Yahoo’s announcement today that it is being hit with a $2.7 billion judgment related to a 2003 deal done through its Mexican subsidiary is yet another indication of the company’s splintered old strategies and its struggles to refocus. The deal, with Ideas Interactivas and Worldwide Directories, was to develop an offline print version of its online local business listings in Mexico which would have included maps, businesses and landmarks. What the company was thinking in 2003 getting into this deal is unclear now, but it’s a mistake that is costing them big.
In the short time Yahoo CEO, Marissa Mayer, has been at the helm she has announced company efforts to refocus and get better at doing fewer things. In hindsight, it may be easy to judge Yahoo’s decision to get into the deal in the first place. Especially in light of some of the trends in internet usage in Mexico. Forrester Research predicts that by 2016 internet penetration in Mexico will rise to 48%, compared with its current 38%. While Mexico’s internet adoption rate is lower than in the U.S. or Europe, certain segments are growing faster than others. Social networks are big and growing in Mexico with 90% of users signing on to one regularly.
Turning any organization around is generally not a quick process, but turning Yahoo around may have to be if Marissa Mayer is to keep her job. Being a CEO at a major company like Yahoo is much akin to being a head coach for a major sports team. It’s all about, “what have you done lately?” One bad year for a CEO, just like one bad season for a coach, can spell disaster for their careers and many a CEO has been given even less time to show results.
Mayer has showed decisiveness and resolve since taking over at Yahoo, even shutting down the company’s Korean unit recently. An offline print catalog in today’s internet environment may be viewed as nothing short of a harebrained idea, but let’s not forget how rapidly the internet is evolving and the fact that the deal in Mexico was initiated in 2003. Many second guess Yahoo’s initial plans to get into an offline business in Mexico. But, one thing that is not in dispute is that the $2.7 billion judgment is a big hit to the company, representing more than 10% of Yahoo’s total market capitalization.

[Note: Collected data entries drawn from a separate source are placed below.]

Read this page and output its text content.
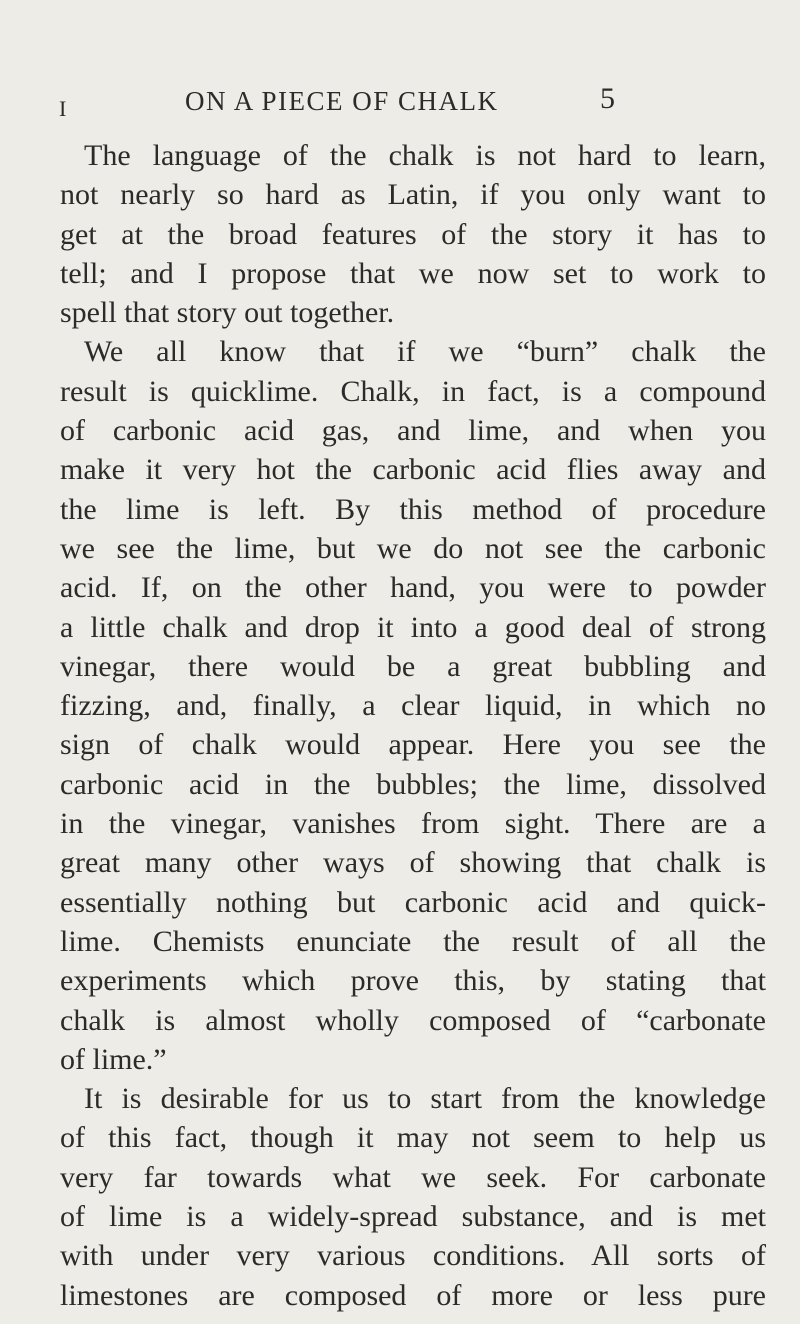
I	ON A PIECE OF CHALK	5
The language of the chalk is not hard to learn,
not nearly so hard as Latin, if you only want to
get at the broad features of the story it has to
tell; and I propose that we now set to work to
spell that story out together.
We all know that if we “burn” chalk the
result is quicklime. Chalk, in fact, is a compound
of carbonic acid gas, and lime, and when you
make it very hot the carbonic acid flies away and
the lime is left. By this method of procedure
we see the lime, but we do not see the carbonic
acid. If, on the other hand, you were to powder
a little chalk and drop it into a good deal of strong
vinegar, there would be a great bubbling and
fizzing, and, finally, a clear liquid, in which no
sign of chalk would appear. Here you see the
carbonic acid in the bubbles; the lime, dissolved
in the vinegar, vanishes from sight. There are a
great many other ways of showing that chalk is
essentially nothing but carbonic acid and quick-
lime. Chemists enunciate the result of all the
experiments which prove this, by stating that
chalk is almost wholly composed of “carbonate
of lime.”
It is desirable for us to start from the knowledge
of this fact, though it may not seem to help us
very far towards what we seek. For carbonate
of lime is a widely-spread substance, and is met
with under very various conditions. All sorts of
limestones are composed of more or less pure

Going forward, how Yahoo responds to this debacle in Mexico will go far in determining how the market treats the company’s stock, as well as the company’s overall financial health. They’re big fish in a big pond and their competitors will certainly be more than happy to take advantage of any weakness Yahoo shows in how it deals with this latest development. Marissa Mayer came to Yahoo with a strong pedigree, having been a top executive at Google after thirteen years with the company working her way up the ranks. Her unique combination of technical engineering knowledge and business acumen may be what Yahoo needs to steer it down the road to future success. But, only time will tell how Yahoo will rebound from this latest setback.